The generator interface:

node /workspace/dora-metrics/report.mjs \
  /workspace/dora-metrics/out/<repo-name>/<YYYY-MM-DD> \
  /workspace/dora-metrics/repos/<repo-name> \
  <repo-name> \
  <YYYY-MM-DD> \
  <BRANCH> \
  <WINDOW_DAYS> \
  <HOTFIX_WINDOW_HOURS> \
  <TAG_PATTERN>

The generated report includes:

  • Four DORA metric cards.
  • EXACT / PROXY quality labels.
  • Deployment and lead-time charts.
  • Recent deployments table.
  • Proxy failure signal table.
  • D3 v7 loaded from CDN at view time.

Data-source reality check

MetricSourceQualityCaveat
Deployment FrequencyRelease tags matching TAG_PATTERNEXACTExact only when those tags are production deployments.
Lead Time for ChangesCommit timestamp to containing release tag timestampEXACTUses non-merge commits included between adjacent release tags.
Change Failure RateReleases paired to revert, rollback, hotfix, or fix-forward signalsPROXYCan miss manual incidents and can include non-incident remediation work.
Failed Deployment Recovery TimeFailed-release proxy tag to fixing tagPROXYRelease-to-release gap is not the same as incident open-to-resolved time.

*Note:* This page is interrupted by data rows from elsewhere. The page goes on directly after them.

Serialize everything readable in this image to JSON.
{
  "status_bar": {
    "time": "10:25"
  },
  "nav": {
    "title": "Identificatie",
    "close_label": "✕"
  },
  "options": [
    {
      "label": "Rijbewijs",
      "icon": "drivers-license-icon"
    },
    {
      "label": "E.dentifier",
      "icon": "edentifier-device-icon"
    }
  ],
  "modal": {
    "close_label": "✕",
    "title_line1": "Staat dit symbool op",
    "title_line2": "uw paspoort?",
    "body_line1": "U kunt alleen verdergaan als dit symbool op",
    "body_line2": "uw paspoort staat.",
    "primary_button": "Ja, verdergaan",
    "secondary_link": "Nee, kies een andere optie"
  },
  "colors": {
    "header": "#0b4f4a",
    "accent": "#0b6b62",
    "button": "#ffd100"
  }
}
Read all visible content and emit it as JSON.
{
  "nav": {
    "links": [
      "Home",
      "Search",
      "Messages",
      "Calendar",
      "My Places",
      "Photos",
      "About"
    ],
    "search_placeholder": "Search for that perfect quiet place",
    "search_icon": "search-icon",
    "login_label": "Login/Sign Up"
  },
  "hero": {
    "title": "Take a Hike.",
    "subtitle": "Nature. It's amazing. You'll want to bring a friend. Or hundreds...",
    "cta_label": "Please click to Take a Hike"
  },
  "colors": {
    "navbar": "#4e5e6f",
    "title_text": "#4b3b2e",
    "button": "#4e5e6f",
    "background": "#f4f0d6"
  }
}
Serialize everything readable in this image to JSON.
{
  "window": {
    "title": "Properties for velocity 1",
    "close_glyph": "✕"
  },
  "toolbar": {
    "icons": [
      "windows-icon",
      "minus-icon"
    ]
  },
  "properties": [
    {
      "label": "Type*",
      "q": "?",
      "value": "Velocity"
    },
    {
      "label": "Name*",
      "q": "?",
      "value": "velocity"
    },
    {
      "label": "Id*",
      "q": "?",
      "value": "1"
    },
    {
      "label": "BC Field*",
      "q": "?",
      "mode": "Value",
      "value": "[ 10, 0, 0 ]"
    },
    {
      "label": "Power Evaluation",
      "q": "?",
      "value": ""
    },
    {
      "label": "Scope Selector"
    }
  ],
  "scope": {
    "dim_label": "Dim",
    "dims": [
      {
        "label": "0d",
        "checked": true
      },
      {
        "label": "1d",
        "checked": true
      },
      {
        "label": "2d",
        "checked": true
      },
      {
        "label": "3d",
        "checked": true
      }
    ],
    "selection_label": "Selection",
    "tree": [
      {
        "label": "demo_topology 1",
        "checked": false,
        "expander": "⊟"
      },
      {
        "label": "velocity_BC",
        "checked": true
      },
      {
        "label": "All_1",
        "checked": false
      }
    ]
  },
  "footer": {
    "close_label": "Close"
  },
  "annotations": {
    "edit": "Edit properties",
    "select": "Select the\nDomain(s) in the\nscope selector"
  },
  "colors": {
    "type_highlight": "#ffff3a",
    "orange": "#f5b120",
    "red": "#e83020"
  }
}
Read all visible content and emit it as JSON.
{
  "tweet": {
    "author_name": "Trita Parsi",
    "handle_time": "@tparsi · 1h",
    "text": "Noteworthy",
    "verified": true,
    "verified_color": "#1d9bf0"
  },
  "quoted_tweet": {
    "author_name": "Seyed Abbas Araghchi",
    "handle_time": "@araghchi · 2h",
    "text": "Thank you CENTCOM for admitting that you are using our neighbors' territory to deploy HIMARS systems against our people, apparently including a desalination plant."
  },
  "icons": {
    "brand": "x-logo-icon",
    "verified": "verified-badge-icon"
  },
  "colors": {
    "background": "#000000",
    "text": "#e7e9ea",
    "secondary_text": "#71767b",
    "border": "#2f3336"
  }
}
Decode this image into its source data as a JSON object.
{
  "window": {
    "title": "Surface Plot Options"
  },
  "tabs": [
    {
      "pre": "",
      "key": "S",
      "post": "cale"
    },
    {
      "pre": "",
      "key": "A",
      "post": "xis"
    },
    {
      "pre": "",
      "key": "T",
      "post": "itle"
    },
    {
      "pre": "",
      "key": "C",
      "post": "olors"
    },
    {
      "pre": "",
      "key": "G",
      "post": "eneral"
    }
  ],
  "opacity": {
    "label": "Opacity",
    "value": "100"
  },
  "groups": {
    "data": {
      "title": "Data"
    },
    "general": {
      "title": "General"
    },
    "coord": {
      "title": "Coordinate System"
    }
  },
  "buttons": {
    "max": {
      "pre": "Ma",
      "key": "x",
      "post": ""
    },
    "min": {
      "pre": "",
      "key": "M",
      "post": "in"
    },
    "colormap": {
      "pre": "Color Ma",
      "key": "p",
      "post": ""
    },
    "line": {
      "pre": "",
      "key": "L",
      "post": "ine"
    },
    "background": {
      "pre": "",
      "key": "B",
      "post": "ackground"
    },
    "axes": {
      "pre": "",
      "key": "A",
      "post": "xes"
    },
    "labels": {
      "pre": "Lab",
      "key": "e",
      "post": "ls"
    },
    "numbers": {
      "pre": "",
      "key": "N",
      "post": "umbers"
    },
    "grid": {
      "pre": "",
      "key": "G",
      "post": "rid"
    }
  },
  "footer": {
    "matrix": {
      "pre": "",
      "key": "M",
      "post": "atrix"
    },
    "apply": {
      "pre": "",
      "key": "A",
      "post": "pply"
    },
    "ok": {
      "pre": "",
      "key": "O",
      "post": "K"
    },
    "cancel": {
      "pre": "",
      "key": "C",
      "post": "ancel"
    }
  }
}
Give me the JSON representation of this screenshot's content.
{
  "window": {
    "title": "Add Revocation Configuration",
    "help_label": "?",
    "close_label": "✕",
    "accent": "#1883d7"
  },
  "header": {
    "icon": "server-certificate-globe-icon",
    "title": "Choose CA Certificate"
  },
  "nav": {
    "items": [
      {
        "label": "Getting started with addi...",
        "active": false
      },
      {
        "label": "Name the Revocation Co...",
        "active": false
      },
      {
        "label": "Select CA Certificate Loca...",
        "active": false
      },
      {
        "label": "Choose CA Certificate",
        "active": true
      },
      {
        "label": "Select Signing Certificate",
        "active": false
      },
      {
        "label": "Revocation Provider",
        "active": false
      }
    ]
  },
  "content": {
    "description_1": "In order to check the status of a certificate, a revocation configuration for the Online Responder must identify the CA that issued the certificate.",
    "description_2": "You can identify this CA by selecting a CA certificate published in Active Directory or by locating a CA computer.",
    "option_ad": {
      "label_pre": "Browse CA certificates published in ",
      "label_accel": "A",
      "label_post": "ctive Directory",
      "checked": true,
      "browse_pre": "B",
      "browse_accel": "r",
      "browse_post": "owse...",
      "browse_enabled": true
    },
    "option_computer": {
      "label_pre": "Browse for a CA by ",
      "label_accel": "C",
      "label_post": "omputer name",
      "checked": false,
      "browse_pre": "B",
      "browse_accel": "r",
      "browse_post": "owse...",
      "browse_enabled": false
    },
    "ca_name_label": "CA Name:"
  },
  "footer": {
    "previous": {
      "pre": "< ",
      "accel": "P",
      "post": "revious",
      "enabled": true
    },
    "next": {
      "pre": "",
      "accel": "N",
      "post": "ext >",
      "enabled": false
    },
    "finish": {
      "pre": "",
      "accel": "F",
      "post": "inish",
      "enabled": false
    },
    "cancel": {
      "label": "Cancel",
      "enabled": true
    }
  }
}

Use these proxy keys for trend watching and executive conversation starters. Use a formal incident tracker or production deployment event stream before treating CFR and recovery time as operational truth.

Patterns used

  • No-op When Nothing Changed — keep the schedule quiet if a run determines there is no meaningful new report to publish.
  • HITL Gates — use a human approval gate before changing the deployment signal, widening scope, or treating proxy findings as incident facts.

Tips for new swarm users

  • Confirm the deployment event first. The default v* tag pattern is only correct for repositories where those tags mean production release.
  • Keep the workspace outside the target repo. /workspace/dora-metrics keeps reports and scratch clones out of commits.
  • Save the Page ID immediately. The value of this report is the stable URL. Create once, then update in place.
  • Use a code-capable worker. Scheduled jobs sometimes need to repair the runner when repo conventions, branch names, tag patterns, or page APIs change.
  • Do not overclaim CFR or recovery time. Until incident data exists, those are proxy estimates by design.